Liberals, on the other hand, have regularly identified inflation as a “global phenomenon” caused by the pandemic and Russia’s aggression against Ukraine in dealing with the issue.
“We cannot compensate all Canadians for the rising costs caused by the pandemic and Putin’s invasion of Ukraine,” said Finance Minister Chrystia Freeland. Said House Finance Committee on Oct. 3.
“We know how much Canadians are suffering from a global phenomenon, inflation.” Said Prime Minister Justin Trudeau in the House of Commons on Oct. 5.
Despite calling it a “global phenomenon,” liberal governments are wary of proposed measures to ease inflation, recognizing that government spending could make matters worse. also said.
“And just as Canadians cut costs, so will our government. We’ll do our part to not add fuel to the fire,” Freeland said. said before the committee.
Canadian inflation, measured by the Consumer Price Index, which calculates the price of a basket of commodities, was 7% in August, down from 7.6 the previous month.
Not all developed countries are going through tough times. inflationthe latest reading for Japan is 3% and Switzerland 3.3%, but many do.
Inflation in the Netherlands was 14.5% in September, up 2.5% from the previous month. While rising energy prices have had an impact, data The eurozone money supply is also showing a steady increase.

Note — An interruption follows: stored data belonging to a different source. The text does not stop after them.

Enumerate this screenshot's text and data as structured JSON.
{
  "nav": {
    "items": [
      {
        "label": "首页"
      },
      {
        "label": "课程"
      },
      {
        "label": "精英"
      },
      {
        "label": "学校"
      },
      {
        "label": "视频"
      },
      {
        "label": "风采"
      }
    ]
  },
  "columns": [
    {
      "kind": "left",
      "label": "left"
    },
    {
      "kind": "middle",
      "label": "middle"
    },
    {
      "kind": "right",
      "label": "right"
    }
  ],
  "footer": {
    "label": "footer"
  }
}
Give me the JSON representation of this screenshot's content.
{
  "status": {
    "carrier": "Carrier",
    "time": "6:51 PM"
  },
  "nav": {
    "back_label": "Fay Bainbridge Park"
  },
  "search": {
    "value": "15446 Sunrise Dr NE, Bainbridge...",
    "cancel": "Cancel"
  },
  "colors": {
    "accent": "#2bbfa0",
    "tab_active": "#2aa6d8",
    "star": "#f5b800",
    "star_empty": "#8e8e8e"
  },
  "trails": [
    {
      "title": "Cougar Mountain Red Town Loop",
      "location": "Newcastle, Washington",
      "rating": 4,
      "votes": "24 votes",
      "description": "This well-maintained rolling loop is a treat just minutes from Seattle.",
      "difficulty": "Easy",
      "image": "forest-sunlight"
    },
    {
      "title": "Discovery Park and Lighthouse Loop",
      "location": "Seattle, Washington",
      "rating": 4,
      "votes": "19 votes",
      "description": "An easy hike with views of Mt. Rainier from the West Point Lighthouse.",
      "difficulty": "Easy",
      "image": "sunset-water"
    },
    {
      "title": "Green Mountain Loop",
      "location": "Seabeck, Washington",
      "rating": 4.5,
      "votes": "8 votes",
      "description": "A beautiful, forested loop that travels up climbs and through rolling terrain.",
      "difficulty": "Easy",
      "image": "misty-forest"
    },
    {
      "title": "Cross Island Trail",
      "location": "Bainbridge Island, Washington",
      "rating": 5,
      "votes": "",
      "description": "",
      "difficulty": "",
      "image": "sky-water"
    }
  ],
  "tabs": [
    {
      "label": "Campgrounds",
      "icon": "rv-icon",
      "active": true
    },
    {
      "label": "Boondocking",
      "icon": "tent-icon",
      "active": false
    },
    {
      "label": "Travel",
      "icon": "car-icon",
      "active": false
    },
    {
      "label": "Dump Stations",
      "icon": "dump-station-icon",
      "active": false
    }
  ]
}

Its opposite, quantitative easing, was used by central banks to strengthen the economy by buying government bonds and securities from financial institutions to keep interest rates low and encourage lending.
The Bank of Canada’s next interest rate announcement is scheduled for October 26th. Since March, it has steadily raised interest rates to keep inflation down, from 0.25% he’s now to 3.25% he.